“He has sent me to proclaim liberty to captives to let the oppressed go free” (Luke 4:18). When Jesus rises and selects this reading from Isaiah in the synagogue at Nazareth, his listeners are impressed, indeed moved by the way he reads it. We can assume that it was like they were hearing those words for the first time, or in a way that they had never heard them before. They could not take their eyes off of him. Then they hear him say: “Today this scripture passage is fulfilled in our hearing” (verse 21).

At first they all look at him with amazement and speak of him with admiration. But then their eyes fall away, they come back “down to earth” and they can only see him as the “son of Joseph” the carpenter. They cannot accept that “someone of such common stock” could fulfill what the prophet Isaiah had written in that scripture. Like so many today, they wanted proof. They wanted him to do in Nazareth, his native town, what they had heard he had done in Capernaum. Jesus tells them, “Amen, I say to you, no prophet is accepted in his own native place” (verse 24). At this they became furious at this “upstart.” O, how quickly the human mind changes. One moment they are thinking of him with great admiration, the next, they want to throw him down the brow of the hill that Nazareth is built on.

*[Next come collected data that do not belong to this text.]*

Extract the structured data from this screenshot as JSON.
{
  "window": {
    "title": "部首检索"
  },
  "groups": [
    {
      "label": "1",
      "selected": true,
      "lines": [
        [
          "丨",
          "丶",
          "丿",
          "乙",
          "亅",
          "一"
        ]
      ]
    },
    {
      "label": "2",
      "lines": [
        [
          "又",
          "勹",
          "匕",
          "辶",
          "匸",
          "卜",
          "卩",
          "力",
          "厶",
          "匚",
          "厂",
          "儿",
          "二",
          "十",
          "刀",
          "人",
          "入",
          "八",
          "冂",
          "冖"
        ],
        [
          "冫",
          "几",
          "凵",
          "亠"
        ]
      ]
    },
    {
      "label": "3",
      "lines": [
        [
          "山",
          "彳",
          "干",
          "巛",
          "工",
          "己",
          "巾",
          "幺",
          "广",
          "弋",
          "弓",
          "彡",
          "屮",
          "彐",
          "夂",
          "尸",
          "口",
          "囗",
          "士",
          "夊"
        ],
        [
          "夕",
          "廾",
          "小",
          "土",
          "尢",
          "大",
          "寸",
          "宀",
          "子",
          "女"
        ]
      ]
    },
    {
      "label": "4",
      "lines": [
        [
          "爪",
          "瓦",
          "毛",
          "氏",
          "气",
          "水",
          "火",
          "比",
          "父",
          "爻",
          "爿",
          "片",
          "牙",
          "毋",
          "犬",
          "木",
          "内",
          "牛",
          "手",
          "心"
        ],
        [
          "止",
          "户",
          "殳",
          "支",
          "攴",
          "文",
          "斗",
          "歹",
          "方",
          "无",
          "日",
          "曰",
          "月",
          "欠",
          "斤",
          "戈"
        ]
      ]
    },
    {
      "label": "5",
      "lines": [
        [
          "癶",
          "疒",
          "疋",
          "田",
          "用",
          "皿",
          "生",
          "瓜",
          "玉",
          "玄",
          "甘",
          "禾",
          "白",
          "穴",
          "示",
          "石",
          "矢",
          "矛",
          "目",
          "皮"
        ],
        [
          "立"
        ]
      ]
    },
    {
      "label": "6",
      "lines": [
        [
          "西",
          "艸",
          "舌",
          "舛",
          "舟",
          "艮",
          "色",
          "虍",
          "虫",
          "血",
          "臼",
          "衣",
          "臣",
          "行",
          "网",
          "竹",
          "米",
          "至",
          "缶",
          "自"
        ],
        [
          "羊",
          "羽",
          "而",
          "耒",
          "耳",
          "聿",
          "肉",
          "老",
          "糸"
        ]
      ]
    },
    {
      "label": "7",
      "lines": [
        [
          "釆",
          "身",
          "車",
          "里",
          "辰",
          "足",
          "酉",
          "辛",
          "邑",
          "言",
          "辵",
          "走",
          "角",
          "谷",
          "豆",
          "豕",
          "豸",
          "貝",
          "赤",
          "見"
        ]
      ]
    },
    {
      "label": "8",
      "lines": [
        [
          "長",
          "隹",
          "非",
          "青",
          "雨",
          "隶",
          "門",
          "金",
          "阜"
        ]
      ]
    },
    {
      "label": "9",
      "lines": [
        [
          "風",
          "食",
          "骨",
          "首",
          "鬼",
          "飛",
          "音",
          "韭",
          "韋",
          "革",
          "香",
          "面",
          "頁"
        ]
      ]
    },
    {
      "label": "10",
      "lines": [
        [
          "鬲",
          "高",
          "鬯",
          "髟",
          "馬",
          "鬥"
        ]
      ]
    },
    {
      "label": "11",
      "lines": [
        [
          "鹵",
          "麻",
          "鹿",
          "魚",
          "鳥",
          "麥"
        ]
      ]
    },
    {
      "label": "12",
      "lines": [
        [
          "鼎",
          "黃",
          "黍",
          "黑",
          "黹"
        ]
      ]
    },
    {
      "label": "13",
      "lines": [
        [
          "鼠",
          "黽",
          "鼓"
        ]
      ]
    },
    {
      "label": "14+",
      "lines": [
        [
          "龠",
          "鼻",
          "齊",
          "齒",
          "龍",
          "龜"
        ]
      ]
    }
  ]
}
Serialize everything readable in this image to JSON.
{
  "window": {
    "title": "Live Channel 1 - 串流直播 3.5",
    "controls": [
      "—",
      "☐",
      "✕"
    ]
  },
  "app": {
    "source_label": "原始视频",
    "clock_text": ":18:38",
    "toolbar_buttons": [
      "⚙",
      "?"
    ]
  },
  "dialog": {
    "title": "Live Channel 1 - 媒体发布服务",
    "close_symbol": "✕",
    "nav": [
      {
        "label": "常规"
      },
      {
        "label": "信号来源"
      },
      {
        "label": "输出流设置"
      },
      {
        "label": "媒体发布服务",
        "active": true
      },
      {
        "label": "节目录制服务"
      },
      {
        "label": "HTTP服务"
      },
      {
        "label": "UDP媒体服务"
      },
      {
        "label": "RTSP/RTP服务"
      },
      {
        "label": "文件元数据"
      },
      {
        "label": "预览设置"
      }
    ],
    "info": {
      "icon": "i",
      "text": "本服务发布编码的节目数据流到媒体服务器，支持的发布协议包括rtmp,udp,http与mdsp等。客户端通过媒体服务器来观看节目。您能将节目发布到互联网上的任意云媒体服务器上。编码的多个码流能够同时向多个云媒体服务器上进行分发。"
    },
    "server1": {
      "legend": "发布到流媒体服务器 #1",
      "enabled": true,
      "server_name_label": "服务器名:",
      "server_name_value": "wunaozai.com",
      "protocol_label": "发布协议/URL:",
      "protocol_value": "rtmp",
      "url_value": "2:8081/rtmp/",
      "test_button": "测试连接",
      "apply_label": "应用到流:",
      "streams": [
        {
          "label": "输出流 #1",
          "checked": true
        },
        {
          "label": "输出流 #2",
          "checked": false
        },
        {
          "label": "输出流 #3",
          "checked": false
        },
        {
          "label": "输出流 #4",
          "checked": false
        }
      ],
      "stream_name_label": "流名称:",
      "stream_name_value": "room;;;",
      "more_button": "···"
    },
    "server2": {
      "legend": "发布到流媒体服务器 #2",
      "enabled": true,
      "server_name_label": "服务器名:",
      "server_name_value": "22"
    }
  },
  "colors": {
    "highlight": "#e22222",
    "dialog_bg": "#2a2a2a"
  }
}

Are we any different? How many “prophets,” good men and women of God who grew up with us, were just like us, but suddenly started challenging us with their obvious goodness, or made us see our sinfulness and tried to call us out of it, have we told to “get lost”? This message that Jesus reads from Isaiah, and fulfills with his life, death, and resurrection, is still with us today. Jesus came among us and remains with us today in his Holy Spirit. We are the poor, the captives that he has liberated. To hear that we are poor, to be told that we are captives of our passions, our worldly desires, makes us angry. We do not want our pleasures bothered. We do not want to be seen, or revealed for what we really are. We would rather go on in our old ways, to not be challenged to let go of our pleasure seeking habits. But in releasing us from this captivity, from this poverty of goodness, Jesus has invited us to do the same for others.

As Christians, sooner or later, we come to understand that the life of Jesus, the Good News, is a paradoxical challenge to the world and all that the world considers wise and valuable. As we grow in the faith we begin to slowly realize that the worldly desires and passions that have become habits in our lives are really making us their slaves. At some point we become aware of the fact that, “The wages of sin is death, but the gift of God is eternal life in Christ Jesus our Lord” (Rom. 6:23). This insight in faith is why we can “preach” the Good News of Jesus Christ to others from a position of humility. We can empathize. We have been there. Indeed, we are still engaged in the lifelong struggle to be free from those things. But we have come to know that we have a friend in Jesus. He is our guide, our support, and our champion. Indeed, he has liberated us from our captivity and the oppression of our old ways. And that means that it is now our job, as his disciples, to be engaged in the necessary efforts to free those who are suffering not only from their sinful ways, but also from any kind of political, social, or economic oppressions in our own times. That is our calling and duty as Christians.

Lord, we thank you for fulfilling the prophecy of the ancient prophet Isaiah. In you we have been liberated from sin and called to the fullness of our salvation. We ask you to make of us good and faithful servants of your Word in our daily lives. And we pray this in the name of Jesus. Amen!